O ministro do Tribunal Superior Eleitoral (TSE) Admar Gonzaga determinou o retorno de Roseli Ferreira Pimentel e de Fernando César Vieira, respectivamente, aos cargos de prefeita e vice-prefeito de Santa Luzia (MG). O efeito da liminar concedida pelo ministro, em ação cautelar, suspende decisão do Tribunal Regional Eleitoral de Minas Gerais (TRE-MG) que afastou Roseli e seu vice da Prefeitura. A decisão individual do ministro deve vigorar até o julgamento definitivo de recurso apresentado por Roseli ao TSE.

O Tribunal Regional Eleitoral mineiro havia afastado Roseli Pimentel do cargo ao manter sentença de juiz eleitoral que considerou procedente Ação de Investigação Judicial Eleitoral (Aije) contra os dois políticos. O juiz determinou a cassação do registro da chapa por abuso dos meios de comunicação social, e declarou Roseli e seu vice inelegíveis por oito anos.

Ao examinar a possibilidade de concessão da liminar, o ministro Admar Gonzaga afirmou que a decisão do TRE mineiro de determinar a execução imediata do julgado “poderia causar danos irreversíveis à administração municipal e ao exercício do mandato [de Roseli], bem como acarretar custos eventualmente desnecessários ao erário”, no caso de convocação de uma nova eleição para os cargos.

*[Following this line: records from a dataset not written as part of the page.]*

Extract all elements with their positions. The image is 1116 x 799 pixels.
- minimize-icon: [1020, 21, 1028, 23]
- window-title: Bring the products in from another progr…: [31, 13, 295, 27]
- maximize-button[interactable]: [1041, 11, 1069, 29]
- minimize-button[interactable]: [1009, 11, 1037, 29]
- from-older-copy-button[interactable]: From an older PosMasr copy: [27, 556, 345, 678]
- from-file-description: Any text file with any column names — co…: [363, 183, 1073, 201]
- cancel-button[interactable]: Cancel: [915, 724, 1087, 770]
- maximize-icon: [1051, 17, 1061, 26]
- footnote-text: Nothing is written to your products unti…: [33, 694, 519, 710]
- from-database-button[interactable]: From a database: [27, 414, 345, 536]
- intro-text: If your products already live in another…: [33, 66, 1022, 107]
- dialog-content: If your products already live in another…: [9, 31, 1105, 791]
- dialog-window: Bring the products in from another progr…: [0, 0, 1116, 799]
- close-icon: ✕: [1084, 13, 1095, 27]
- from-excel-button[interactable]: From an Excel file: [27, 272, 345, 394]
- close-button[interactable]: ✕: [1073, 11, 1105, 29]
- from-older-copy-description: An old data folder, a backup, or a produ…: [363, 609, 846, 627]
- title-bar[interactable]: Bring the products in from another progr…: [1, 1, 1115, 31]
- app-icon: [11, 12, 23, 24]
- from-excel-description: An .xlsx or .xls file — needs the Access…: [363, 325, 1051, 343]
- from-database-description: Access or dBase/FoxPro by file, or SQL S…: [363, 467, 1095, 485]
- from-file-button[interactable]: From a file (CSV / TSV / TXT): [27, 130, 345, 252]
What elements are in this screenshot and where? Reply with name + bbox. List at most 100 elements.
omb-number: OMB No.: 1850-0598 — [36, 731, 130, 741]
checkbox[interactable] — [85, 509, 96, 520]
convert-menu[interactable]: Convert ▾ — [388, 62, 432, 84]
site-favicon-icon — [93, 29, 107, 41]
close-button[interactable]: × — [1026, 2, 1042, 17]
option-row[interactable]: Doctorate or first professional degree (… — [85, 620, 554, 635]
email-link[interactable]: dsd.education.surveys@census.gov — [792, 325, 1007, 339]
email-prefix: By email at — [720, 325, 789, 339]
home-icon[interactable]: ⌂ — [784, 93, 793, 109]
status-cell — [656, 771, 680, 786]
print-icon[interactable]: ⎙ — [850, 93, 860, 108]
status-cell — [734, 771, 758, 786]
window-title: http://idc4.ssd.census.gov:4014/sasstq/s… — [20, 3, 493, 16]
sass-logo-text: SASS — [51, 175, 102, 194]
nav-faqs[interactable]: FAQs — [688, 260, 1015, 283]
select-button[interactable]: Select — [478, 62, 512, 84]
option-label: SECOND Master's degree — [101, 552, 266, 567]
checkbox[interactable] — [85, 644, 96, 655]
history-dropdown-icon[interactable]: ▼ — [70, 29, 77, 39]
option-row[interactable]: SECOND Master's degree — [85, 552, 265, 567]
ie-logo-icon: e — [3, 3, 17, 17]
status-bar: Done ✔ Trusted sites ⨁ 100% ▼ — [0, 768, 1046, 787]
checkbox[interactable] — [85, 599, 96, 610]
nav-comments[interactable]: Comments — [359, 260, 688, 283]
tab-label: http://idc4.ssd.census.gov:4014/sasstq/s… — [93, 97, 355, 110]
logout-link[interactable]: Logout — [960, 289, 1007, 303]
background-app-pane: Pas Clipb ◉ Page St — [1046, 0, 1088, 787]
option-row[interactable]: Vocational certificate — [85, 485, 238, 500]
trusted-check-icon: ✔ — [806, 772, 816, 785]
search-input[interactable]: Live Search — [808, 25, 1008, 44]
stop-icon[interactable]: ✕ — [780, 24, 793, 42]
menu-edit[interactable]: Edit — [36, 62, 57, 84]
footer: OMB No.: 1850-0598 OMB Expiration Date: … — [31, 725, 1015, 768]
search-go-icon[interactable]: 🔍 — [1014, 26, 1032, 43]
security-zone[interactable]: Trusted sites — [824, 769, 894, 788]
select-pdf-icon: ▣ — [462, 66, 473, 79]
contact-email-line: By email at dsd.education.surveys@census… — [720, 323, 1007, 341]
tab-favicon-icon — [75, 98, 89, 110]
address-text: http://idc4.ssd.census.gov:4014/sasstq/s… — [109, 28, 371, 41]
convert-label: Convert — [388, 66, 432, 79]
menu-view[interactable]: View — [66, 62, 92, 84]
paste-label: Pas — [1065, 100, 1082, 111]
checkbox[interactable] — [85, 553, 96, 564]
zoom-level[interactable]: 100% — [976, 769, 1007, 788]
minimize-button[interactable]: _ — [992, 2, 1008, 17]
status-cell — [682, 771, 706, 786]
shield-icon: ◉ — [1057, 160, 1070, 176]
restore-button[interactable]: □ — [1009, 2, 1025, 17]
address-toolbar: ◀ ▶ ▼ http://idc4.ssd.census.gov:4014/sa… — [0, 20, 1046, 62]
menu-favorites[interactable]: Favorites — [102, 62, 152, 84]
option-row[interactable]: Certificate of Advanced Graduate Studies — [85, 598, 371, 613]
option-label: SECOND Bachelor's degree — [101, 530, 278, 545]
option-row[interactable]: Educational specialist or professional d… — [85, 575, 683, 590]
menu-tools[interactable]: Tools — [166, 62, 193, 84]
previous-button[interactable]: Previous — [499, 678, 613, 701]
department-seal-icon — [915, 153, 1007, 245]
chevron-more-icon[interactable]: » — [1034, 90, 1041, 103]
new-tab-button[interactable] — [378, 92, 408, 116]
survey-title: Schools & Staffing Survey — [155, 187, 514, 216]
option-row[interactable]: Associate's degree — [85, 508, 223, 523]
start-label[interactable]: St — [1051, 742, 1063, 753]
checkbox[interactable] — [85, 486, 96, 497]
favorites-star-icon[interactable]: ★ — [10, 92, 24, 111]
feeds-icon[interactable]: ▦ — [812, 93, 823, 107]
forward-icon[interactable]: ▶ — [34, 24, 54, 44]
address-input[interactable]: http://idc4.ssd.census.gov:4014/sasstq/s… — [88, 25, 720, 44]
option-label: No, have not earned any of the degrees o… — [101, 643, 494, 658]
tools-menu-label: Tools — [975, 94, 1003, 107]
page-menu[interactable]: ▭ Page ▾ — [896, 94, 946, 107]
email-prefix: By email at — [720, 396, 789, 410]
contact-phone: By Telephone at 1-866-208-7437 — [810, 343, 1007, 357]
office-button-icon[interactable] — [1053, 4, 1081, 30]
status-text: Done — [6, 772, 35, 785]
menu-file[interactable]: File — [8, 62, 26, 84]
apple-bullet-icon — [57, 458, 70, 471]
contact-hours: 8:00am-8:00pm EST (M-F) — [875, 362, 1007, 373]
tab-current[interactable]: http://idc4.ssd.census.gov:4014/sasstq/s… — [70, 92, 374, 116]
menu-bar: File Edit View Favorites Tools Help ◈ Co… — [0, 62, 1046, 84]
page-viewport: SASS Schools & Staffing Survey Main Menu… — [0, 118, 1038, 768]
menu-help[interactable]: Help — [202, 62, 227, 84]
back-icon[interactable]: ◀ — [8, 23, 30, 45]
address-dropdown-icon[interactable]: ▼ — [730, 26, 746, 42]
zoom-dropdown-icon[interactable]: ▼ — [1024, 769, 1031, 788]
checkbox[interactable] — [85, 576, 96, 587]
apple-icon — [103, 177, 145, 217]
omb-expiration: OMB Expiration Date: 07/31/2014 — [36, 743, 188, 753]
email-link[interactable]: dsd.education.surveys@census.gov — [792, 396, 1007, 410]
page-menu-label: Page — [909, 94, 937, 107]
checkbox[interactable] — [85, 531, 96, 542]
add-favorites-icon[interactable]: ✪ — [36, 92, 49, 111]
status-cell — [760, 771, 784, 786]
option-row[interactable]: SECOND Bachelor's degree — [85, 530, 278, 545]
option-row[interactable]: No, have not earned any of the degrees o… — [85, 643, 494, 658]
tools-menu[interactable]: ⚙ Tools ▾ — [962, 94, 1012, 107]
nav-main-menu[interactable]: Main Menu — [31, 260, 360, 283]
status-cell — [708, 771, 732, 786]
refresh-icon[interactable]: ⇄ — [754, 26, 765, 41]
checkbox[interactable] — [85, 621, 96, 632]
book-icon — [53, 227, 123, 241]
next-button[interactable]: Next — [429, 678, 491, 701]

O ministro informou que a Corte Regional considerou suficiente para cassar os registros dos candidatos eleitos a veiculação de uma única edição de jornal, com tiragem de 30 mil exemplares na região metropolitana, às vésperas da eleição (29/09/2016). A publicação trazia elogios à administração de Roseli Pimentel. O relator observou que o TRE considerou desnecessário demonstrar a distribuição efetiva dos exemplares aos eleitores de Santa Luzia.

“Nesse exame preliminar, entendo que a posição do TRE-MG contraria, em análise superficial, a orientação firmada por esta Corte [TSE], que estabeleceu critérios para a análise do requisito da gravidade da conduta”, destaca o ministro Admar Gonzaga.

O ministro apontou como “plausível” a alegação de Roseli Pimentel e seu vice “de que o requisito da gravidade, a princípio, não aparenta estar presente”, por falta de reiteração da conduta e do exame da capacidade de influência da publicação distribuída. O relator concedeu liminar idêntica em outra ação cautelar sobre o assunto, que tramita no TSE (AC 060270605).